Hi,

On Thu, Feb 16, 2017 at 12:50 AM, Ralf Gommers <ralf.gomm...@gmail.com> wrote:
>
>
> On Thu, Feb 16, 2017 at 8:58 AM, Matthew Brett <matthew.br...@gmail.com>
> wrote:
>>
>> On Wed, Feb 15, 2017 at 7:55 PM, Ralf Gommers <ralf.gomm...@gmail.com>
>> wrote:
>> >
>> >
>> > On Thu, Feb 16, 2017 at 8:45 AM, Matthew Brett <matthew.br...@gmail.com>
>> > wrote:
>> >>
>> >> On Wed, Feb 15, 2017 at 7:37 PM, Ralf Gommers <ralf.gomm...@gmail.com>
>> >> wrote:
>> >> >
>> >> >
>> >> > On Thu, Feb 16, 2017 at 8:02 AM, Matthew Brett
>> >> > <matthew.br...@gmail.com>
>> >> > wrote:
>> >> >>
>> >> >> Hey,
>> >> >>
>> >> >> A recent post to the wheel-builders mailing list pointed out some
>> >> >> links to places providing free PowerPC hosting for open source
>> >> >> projects, if they agree to a submitted request:
>> >> >>
>> >> >>
>> >> >>
>> >> >> https://mail.python.org/pipermail/wheel-builders/2017-February/000257.html
>> >> >>
>> >> >> It would be good to get some testing going on these architectures.

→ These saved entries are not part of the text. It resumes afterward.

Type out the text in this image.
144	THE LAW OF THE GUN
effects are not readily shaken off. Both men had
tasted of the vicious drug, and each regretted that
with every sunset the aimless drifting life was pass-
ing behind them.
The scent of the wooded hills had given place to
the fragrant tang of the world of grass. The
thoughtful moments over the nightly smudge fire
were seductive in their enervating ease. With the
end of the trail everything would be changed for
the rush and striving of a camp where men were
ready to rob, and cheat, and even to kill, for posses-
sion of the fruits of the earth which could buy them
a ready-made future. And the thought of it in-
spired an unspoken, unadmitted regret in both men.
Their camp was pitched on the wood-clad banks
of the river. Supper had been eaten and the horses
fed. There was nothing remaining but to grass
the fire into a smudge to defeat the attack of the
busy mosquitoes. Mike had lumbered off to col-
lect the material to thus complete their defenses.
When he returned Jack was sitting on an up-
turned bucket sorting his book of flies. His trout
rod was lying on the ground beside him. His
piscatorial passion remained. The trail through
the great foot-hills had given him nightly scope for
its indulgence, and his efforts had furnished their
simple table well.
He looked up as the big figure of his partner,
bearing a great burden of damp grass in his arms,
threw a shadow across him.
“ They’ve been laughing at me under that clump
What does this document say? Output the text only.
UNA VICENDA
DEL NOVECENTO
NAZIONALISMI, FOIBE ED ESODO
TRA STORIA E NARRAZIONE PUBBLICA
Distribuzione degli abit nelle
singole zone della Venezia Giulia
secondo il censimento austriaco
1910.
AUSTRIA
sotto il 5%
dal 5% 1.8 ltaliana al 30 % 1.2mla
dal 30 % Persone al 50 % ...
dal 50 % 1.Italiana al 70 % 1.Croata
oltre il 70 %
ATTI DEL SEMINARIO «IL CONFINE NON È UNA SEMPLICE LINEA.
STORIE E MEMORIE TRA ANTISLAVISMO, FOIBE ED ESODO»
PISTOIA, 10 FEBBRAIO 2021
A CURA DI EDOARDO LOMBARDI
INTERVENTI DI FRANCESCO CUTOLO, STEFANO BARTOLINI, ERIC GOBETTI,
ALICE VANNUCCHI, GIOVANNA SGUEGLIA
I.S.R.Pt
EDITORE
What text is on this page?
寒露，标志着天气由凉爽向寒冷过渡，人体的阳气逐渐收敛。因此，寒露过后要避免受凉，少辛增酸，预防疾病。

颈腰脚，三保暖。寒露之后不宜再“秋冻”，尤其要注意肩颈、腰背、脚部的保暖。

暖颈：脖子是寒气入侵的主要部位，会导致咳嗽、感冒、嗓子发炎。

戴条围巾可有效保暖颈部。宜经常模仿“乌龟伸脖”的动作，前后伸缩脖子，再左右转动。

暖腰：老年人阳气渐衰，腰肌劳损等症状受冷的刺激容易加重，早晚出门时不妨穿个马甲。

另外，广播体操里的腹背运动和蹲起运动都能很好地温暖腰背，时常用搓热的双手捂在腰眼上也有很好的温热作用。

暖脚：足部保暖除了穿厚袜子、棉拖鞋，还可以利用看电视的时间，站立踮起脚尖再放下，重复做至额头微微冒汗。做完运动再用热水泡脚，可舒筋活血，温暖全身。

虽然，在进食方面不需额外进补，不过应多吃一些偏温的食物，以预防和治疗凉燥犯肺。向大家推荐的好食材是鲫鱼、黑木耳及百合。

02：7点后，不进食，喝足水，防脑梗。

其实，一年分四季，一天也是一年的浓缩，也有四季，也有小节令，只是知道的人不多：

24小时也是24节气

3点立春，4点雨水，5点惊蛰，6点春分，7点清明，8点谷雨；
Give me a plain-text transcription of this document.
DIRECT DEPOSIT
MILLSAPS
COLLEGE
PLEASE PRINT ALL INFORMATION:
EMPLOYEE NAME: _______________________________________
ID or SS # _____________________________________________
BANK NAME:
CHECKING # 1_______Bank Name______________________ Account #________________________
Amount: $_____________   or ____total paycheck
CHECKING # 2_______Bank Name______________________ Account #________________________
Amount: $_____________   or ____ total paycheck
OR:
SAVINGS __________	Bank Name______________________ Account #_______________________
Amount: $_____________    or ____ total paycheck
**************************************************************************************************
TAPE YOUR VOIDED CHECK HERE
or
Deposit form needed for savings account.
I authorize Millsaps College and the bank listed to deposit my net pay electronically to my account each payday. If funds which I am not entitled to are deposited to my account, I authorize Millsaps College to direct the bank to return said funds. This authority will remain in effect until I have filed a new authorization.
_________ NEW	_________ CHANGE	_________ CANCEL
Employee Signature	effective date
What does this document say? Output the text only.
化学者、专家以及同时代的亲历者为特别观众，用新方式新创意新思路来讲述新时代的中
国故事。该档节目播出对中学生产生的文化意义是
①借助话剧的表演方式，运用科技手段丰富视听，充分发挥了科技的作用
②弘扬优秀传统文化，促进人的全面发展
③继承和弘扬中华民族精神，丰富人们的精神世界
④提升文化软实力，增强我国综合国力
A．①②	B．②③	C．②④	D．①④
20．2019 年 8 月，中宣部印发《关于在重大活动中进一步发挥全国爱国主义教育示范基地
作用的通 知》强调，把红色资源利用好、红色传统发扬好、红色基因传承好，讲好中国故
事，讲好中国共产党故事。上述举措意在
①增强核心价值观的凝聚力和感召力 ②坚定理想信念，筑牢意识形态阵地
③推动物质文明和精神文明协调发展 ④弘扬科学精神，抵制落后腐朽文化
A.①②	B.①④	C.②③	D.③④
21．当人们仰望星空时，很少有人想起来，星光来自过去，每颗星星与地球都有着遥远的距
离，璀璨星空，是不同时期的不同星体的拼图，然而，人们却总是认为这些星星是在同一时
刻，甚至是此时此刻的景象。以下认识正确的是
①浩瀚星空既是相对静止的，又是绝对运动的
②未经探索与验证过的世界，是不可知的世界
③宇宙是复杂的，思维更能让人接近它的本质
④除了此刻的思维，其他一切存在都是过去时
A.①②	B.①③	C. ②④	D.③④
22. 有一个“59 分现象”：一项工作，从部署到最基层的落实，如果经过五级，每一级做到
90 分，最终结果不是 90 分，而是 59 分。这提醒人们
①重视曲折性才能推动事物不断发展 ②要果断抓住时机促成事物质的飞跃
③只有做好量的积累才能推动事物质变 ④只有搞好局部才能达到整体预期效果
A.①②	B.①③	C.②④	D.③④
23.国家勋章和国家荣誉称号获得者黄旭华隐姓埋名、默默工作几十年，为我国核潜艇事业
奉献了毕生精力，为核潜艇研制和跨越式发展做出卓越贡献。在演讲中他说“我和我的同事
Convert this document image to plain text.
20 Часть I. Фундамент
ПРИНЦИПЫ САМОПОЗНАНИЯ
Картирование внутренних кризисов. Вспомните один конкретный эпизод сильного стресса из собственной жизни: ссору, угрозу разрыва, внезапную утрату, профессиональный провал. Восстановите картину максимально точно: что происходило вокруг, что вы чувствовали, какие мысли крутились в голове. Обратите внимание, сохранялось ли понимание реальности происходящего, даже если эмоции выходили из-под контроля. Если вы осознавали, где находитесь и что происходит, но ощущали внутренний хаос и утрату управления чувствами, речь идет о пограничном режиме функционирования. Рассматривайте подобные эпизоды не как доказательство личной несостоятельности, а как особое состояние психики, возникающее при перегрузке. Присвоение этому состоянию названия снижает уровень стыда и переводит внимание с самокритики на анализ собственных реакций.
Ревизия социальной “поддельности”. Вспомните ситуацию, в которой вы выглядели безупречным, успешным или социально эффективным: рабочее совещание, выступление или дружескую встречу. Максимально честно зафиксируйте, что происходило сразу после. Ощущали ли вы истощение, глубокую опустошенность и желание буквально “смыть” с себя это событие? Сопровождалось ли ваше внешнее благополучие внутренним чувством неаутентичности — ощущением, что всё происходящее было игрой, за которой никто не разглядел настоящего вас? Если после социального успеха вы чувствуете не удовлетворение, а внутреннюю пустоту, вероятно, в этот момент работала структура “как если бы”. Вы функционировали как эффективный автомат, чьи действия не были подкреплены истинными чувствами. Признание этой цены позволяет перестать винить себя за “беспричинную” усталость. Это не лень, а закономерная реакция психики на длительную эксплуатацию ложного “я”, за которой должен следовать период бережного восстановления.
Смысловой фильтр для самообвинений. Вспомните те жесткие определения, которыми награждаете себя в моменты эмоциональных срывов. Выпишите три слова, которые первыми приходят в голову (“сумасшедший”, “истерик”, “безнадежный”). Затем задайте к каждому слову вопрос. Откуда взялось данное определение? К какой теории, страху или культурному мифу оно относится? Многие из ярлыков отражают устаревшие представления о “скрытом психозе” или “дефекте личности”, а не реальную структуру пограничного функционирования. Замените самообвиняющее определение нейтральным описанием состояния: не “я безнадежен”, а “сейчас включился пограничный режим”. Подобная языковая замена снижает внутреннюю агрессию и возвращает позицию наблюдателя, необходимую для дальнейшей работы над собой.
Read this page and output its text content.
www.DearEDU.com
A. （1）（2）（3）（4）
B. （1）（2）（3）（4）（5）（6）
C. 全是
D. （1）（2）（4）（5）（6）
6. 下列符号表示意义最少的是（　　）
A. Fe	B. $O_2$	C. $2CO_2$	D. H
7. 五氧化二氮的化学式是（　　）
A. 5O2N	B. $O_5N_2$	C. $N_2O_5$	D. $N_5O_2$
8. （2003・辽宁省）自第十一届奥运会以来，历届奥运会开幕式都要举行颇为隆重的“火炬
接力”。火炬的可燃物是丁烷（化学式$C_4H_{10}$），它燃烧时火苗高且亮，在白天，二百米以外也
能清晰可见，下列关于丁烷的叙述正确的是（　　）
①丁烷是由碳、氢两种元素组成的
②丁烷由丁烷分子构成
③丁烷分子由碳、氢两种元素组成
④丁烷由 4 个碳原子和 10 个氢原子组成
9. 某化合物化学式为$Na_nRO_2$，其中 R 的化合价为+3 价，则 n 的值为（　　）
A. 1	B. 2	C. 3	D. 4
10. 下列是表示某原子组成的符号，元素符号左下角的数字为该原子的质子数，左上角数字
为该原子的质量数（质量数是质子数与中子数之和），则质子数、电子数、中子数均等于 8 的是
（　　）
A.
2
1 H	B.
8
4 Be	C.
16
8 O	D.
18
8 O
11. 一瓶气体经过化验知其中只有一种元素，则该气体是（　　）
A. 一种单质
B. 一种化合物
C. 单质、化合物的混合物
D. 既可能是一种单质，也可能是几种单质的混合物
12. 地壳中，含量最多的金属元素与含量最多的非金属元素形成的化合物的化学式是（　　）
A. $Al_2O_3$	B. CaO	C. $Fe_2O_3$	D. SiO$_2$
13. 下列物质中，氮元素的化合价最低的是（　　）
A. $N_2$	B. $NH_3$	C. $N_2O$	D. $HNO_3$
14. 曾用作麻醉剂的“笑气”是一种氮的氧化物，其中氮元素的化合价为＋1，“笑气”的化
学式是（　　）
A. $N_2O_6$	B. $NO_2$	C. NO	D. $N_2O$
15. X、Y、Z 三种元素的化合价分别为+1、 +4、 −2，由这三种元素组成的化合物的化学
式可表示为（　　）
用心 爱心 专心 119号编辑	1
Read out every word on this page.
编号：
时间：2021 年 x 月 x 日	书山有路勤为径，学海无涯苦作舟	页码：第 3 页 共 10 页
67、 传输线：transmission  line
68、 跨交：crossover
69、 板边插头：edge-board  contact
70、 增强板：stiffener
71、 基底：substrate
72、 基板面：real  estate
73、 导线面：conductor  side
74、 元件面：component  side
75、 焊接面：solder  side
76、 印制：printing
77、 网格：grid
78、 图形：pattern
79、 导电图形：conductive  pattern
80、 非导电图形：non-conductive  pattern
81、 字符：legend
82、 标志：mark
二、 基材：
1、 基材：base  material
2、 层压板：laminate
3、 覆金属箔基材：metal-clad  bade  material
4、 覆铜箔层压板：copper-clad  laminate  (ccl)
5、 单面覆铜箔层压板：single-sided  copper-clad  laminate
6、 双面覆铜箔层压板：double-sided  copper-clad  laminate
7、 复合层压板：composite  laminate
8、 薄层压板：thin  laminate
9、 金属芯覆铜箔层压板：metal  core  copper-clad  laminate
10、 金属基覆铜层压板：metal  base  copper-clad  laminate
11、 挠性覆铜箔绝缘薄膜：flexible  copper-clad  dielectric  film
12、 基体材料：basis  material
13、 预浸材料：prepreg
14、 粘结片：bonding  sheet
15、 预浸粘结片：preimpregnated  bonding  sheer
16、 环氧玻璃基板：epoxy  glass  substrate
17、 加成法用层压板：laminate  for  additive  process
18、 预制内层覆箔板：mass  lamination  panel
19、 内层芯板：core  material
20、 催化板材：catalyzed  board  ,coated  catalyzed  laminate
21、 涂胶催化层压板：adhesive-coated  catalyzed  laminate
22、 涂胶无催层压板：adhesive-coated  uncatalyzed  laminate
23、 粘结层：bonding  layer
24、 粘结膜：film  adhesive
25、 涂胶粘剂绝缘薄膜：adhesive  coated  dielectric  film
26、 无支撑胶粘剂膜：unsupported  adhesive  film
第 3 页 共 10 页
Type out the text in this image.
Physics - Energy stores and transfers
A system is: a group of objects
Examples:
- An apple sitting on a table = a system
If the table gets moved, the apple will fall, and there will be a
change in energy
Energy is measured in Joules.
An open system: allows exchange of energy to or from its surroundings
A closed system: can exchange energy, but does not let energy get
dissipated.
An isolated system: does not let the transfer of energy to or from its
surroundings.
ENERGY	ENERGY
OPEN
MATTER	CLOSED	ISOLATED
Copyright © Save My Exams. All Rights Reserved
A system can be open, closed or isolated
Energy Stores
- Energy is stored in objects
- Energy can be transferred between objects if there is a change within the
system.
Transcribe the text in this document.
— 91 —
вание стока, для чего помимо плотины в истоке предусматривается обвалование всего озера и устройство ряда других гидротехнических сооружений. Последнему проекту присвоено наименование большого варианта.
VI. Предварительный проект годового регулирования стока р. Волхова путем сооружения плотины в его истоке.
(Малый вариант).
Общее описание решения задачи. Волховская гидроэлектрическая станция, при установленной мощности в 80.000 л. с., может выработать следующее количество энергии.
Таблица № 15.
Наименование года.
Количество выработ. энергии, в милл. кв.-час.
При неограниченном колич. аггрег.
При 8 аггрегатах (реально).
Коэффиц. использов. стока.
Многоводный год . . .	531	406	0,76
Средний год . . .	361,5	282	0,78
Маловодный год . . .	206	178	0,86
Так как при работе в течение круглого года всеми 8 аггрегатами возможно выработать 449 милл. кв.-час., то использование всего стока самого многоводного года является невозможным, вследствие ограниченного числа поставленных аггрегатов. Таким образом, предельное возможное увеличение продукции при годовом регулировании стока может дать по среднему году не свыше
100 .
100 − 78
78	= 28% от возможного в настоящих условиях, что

>> >> >> Shall we apply for hosting, as the numpy organization?
>> >> >
>> >> >
>> >> > Those are bare VMs it seems. Remembering the Buildbot and Mailman
>> >> > horrors, I
>> >> > think we should be very reluctant to taking responsibility for
>> >> > maintaining
>> >> > CI on anything that's not hosted and can be controlled with a simple
>> >> > config
>> >> > file in our repo.
>> >>
>> >> Not sure what you mean about mailman - maybe the Enthought servers we
>> >> didn't have access to?
>> >
>> >
>> > We did have access (for most of the time), it's just that no one is
>> > interested in putting in lots of hours on sysadmin duties.
>> >
>> >>
>> >> For buildbot, I've been maintaining about 12
>> >> crappy old machines for about 7 years now [1] - I'm happy to do the
>> >> same job for a couple of properly hosted PPC machines.
>> >
>> >
>> > That's awesome persistence. The NumPy and SciPy buildbots certainly
>> > weren't
>> > maintained like that, half of them were offline or broken for long
>> > periods
>> > usually.
>>
>> Right - they do need persistence, and to have someone who takes
>> responsibility for them.
>>
>> >>
>> >>  At least we'd
>> >> have some way of testing for these machines, if we get stuck - even if
>> >> that involved spinning up a VM and installing the stuff we needed from
>> >> the command line.
>> >
>> >
>> > I do see the value of testing on more platforms of course. It's just
>> > about
>> > logistics/responsibilities. If you're saying that you'll do the
>> > maintenance,
>> > and want to apply for resources using the NumPy name, that's much better
>> > I
>> > think then making "the numpy devs" collectively responsible.
>>
>> Yes, exactly.  I'm happy to take responsibility for them, I just
>> wanted to make sure that numpy devs could get at them if I'm not
>> around for some reason.
>
>
> In that case, +1 from me!

OK - IBM have kindly given me access to a testing machine, via my own
SSH public key.   Would it make sense to have a Numpy key, with
several people having access to the private key and passphrase?